Sebuah universitas terkemuka di Amerika Serikat menolak untuk menentang larangan bepergian yang dikeluarkan Presiden Donald Trump terhadap Iran setelah seruan aksi dari mahasiswa Iran.
Dalam surat bulan lalu, kelompok mahasiswa tersebut mendesak University of Texas di Austin untuk mengutuk larangan “yang menyeluruh dan diskriminatif” dari Trump, mengambil “tindakan hukum segera” terhadap kebijakan tersebut, dan menegaskan kembali dukungan bagi pelajar dan akademisi Iran.
Surat yang ditulis “atas nama mahasiswa Iran yang baru diterima” itu dikirim ke Presiden interim universitas Jim Davis pada 21 Juli, beberapa pekan setelah Trump menandatangani perintah eksekutif yang melarang warga dari 12 negara, termasuk Iran.
“Proklamasi ini merongrong prinsip-prinsip dasar yang dipegang UT Austin.
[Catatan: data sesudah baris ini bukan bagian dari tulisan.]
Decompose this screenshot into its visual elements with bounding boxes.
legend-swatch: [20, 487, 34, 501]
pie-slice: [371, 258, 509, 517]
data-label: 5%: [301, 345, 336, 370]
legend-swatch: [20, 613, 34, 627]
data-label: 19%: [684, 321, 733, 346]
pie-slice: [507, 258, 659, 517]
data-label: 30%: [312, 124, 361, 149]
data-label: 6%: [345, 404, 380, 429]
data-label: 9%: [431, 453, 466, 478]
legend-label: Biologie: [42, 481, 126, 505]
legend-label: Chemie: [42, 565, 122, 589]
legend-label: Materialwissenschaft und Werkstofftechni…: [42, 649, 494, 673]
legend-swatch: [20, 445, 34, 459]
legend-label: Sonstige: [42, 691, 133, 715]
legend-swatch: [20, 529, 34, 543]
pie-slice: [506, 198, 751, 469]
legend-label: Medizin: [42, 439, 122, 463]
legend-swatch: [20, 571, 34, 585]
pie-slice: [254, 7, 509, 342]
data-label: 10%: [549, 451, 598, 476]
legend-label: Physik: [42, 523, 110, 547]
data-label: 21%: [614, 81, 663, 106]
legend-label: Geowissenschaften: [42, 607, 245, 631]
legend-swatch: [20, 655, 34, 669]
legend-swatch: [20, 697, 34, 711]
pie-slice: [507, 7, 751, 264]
Pelajar dan akademisi Iran sejak lama menjadi bagian integral dari keunggulan akademik dan riset universitas, khususnya di bidang STEM,” bunyi surat itu.
Kelompok itu mencatat bahwa departemen teknik sipil, arsitektur, dan lingkungan universitas tersebut dinamai menurut Fariborz Maseeh, seorang entrepreneur dan filantropis Iran-Amerika, sebagai “bukti warisan abadi kontribusi orang Iran-Amerika bagi pendidikan, inovasi, dan pelayanan publik”.
“Ini adalah momen yang menuntut tindakan berani dan berprinsip,” tulis surat tersebut.
“UT Austin telah lama diuntungkan oleh kontribusi akademik mahasiswa Iran. Kini universitas harus membela mereka. Kegagalan untuk bertindak tidak hanya membahayakan masa depan individu mahasiswa – tapi juga berisiko meruntuhkan posisi etika dan intelektual institusi itu sendiri.”
Al Jazeera memperoleh surat tersebut melalui permohonan catatan publik.
Terlepas dari permohonan para mahasiswa, baik universitas maupun Davis tidak memberikan komentar publik mengenai larangan tersebut.
Kantor Davis tidak menanggapi permintaan untuk berkomentar.
Berdasarkan situs web universitas, tahun lalu terdapat 81 orang Iran yang menempuh pendidikan di University of Texas di Austin, hampir semuanya merupakan mahasiswa pascasarjana.
University of Texas at Austin dianggap sebagai salah satu institusi tersier paling prestisius di AS, menempati peringkat ke-30 dalam pemeringkatan universitas US News and World Report 2025.
“Setelah berbulan-bulan mempersiapkan diri dan diterima di institusi riset terkemuka dunia, kami kini menghadapi kemungkinan yang memilukan untuk ditolak masuk dalam waktu lama,” kata seorang mahasiswa Iran yang terlibat dalam surat tersebut kepada Al Jazeera, dengan meminta anonimitas.
Mahasiswa itu mengatakan banyak anggota dari grup Telegram berisi 1.500 mahasiswa Iran yang mereka ikuti melaporkan terjebak dalam proses administratif yang berlarut-larut pasca-wawancara.
Beberapa dari mereka telah ditolak visanya, sementara yang lain memilih untuk tidak menghadiri wawancara visa dengan pemahaman bahwa mereka akan ditolak, ujar mahasiswa tersebut.
Sebelum larangan ini, banyak dari mereka yang seharusnya telah melalui pemeriksaan keamanan yang ketat untuk memperoleh visa pelajar.
Selain Iran, larangan bepergian Trump juga berlaku untuk Afghanistan, Myanmar, Chad, Republik Kongo, Guinea Ekuatorial, Eritrea, Haiti, Libya, Somalia, Sudan, dan Yaman.
Mahasiswa itu mengatakan orang Iran menghadapi “hukuman kolektif” oleh pemerintahan Trump.
“Individu tidak boleh disamakan dengan pemerintah mereka,” kata mahasiswa itu.
“Langkah-langkah menyeluruh seperti ini tidak masuk akal maupun adil, dan mereka merusak prinsip-prinsip keadilan, kebebasan akademik, dan kesetaraan peluang yang telah lama diperjuangkan Amerika Serikat.”
Menurut Departemen Luar Negeri AS, lebih dari 12.300 mahasiswa Iran menempuh pendidikan di AS selama tahun akademik 2023-2024, meningkat dari 10.812 pada tahun sebelumnya.